Season 6 is the fourth season[note 1] of Friends at the Table, also known as Twilight Mirage. Yes, that doesn't make sense.
Originally planned to be the actual sixth season, Twilight Mirage was moved up the line after the Friends decided that Bluff City was more suited to being a bonus series for supporters of the show on Patreon than as the podcast's fourth season. As of now, the group plans for season five to be the third and final Hieron season.
This season is partially a response to 'We could have made them look like anything, but we made them look like us,' a phrase often repeated in COUNTER/Weight. Instead,Twilight Mirage starts with the assumption that some beings are very, very different from humans.
Similarly, much of Friends at the Table is dystopian, but Twilight Mirage relies on the idea that "this place that is ours is fundamentally good. It might be in disrepair, it might be falling apart, it's under attack, but it was good for us."

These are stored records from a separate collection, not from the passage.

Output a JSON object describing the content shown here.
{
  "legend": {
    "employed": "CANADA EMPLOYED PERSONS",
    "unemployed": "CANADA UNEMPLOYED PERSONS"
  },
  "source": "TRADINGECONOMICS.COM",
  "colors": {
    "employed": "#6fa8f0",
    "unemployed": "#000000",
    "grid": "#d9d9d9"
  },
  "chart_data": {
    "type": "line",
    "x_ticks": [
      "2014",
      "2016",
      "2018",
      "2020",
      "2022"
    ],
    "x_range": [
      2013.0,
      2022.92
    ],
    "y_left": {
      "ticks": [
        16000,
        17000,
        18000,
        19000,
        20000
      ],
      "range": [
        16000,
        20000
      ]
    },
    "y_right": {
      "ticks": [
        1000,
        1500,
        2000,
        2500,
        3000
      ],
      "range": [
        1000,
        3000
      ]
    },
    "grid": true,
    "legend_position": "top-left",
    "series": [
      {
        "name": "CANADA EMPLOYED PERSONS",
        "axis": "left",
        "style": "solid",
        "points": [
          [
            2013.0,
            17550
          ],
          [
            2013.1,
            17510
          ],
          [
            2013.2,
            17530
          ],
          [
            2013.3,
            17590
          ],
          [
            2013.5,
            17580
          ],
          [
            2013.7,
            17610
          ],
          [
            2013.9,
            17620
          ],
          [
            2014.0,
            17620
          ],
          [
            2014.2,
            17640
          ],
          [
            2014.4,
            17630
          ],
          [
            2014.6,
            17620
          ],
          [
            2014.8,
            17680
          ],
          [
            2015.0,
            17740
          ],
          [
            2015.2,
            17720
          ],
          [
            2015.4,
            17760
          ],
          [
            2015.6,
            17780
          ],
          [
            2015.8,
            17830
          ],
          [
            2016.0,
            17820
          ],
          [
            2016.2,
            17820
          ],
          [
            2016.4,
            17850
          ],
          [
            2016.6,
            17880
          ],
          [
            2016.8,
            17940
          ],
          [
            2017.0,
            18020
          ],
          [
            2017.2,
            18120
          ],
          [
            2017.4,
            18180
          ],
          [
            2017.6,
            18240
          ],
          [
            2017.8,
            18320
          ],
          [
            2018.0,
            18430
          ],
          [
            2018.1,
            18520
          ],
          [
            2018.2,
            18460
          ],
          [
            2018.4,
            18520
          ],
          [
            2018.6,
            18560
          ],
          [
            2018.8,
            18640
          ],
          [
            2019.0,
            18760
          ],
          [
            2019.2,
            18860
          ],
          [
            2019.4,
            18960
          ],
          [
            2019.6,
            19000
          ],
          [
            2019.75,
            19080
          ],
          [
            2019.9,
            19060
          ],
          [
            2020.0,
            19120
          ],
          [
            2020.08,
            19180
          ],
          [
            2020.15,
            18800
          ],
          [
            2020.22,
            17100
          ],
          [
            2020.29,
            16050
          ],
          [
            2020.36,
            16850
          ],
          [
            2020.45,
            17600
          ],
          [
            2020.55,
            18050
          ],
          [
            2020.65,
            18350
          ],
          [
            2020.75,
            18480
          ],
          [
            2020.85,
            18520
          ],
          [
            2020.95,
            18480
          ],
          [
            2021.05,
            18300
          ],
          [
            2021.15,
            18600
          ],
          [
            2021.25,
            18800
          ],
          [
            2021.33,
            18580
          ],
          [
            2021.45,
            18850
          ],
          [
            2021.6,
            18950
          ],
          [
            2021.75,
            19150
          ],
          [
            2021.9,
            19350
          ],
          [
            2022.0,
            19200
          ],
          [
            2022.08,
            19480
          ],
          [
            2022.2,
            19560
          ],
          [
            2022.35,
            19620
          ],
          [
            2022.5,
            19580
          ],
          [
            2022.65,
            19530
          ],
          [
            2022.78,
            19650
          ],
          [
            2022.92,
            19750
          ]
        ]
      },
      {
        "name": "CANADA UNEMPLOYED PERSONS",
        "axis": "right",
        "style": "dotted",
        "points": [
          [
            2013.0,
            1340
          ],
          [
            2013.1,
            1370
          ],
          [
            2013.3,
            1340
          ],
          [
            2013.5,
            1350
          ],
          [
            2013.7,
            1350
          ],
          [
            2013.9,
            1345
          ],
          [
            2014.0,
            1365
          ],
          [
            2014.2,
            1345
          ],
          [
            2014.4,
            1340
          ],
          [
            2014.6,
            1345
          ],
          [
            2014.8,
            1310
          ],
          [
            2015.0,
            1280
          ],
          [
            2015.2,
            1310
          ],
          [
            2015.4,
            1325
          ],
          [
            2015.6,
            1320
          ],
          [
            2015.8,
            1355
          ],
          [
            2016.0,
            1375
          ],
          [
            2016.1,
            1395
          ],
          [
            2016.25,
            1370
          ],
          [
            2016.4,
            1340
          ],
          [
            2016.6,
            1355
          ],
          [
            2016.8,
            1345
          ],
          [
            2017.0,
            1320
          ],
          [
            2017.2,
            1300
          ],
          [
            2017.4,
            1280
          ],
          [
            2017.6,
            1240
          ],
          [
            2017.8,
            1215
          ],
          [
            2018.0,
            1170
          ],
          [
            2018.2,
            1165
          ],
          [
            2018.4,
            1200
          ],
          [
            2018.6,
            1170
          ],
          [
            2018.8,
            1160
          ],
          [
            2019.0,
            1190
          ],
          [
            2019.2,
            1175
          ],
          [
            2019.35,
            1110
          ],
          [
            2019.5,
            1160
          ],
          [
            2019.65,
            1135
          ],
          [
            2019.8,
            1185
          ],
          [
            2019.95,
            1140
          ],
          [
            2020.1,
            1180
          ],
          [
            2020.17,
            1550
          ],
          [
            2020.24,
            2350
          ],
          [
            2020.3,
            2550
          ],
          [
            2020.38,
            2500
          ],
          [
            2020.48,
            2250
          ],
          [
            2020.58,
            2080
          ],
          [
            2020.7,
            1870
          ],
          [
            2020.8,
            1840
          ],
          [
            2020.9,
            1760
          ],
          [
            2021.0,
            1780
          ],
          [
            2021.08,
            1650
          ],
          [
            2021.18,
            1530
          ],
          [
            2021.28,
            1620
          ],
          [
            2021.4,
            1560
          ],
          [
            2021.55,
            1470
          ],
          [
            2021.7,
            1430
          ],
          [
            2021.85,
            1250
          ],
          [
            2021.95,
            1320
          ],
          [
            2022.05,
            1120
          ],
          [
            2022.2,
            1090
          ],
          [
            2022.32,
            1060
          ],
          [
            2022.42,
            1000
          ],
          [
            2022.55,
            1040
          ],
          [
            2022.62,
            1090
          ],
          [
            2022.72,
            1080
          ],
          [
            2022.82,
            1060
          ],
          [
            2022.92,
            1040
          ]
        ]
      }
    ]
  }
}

Instead of a firmly technology-skeptical show, the season's goal is to explore when technology is operated correctly and by people representing the best interests of everyone. Could they build a world that was better for everyone? They want to talk about ecology, science, and technology in a way that isn't only "What can it do for us?". They're hoping to hit on decentralizing humans, focusing on post-humanism, not transhumanism. "What would the world look like if we could do anything?"
Twilight Mirage is fantasy-influenced sci-fi, like Star Wars, with a broader palette than COUNTER/Weight's cyber-noir.The planet-side game cites a bright, colorful vibe of sci-fi adventure. It's less alien, less "investigating the ancient cave," more "small town on the distant horizon where the sun sets"; it's melancholic, but melancholic looking out onto a place that you want to go to. "The world is so big. What is my place in it?" Monster Hunter and The Legend of Zelda: Breath of the Wild were referenced for inspiration.
The space game looks toward a cosmopolitan society, a collection of diverse, unique places, separated by distance and bonded by cultural exchange. There is some slight drawing on steampunk-adjacent stuff. The Mesh and the augmented reality of the Mirage is very important in establishing this aesthetic.
Despite other departures from COUNTER/Weight, Twilight Mirage is still going for an anime-influenced tone, referencing Escaflowne and Nausicaä (and Studio Ghibli, in general). DC One Million , a DC Comics arc, is also a mentioned touchstone. Video games like Nier: Automata are also a big influence.
Artwork mentioned includes Simon Stålenhag's depictions of rural life juxtaposed with occasionally horrifying sci-fi, Jakub Rozalski, and Nicolas "Sparth" Bouvier (the piece Pendul City in particular).
Music wise, Frank Ocean is referenced multiple times (and is also quoted in every episode description). Austin Walker put together playlists for each game: Dusk (for the Beloved Dust), Dawn (for the Myriad crew), and Twilight (both games together).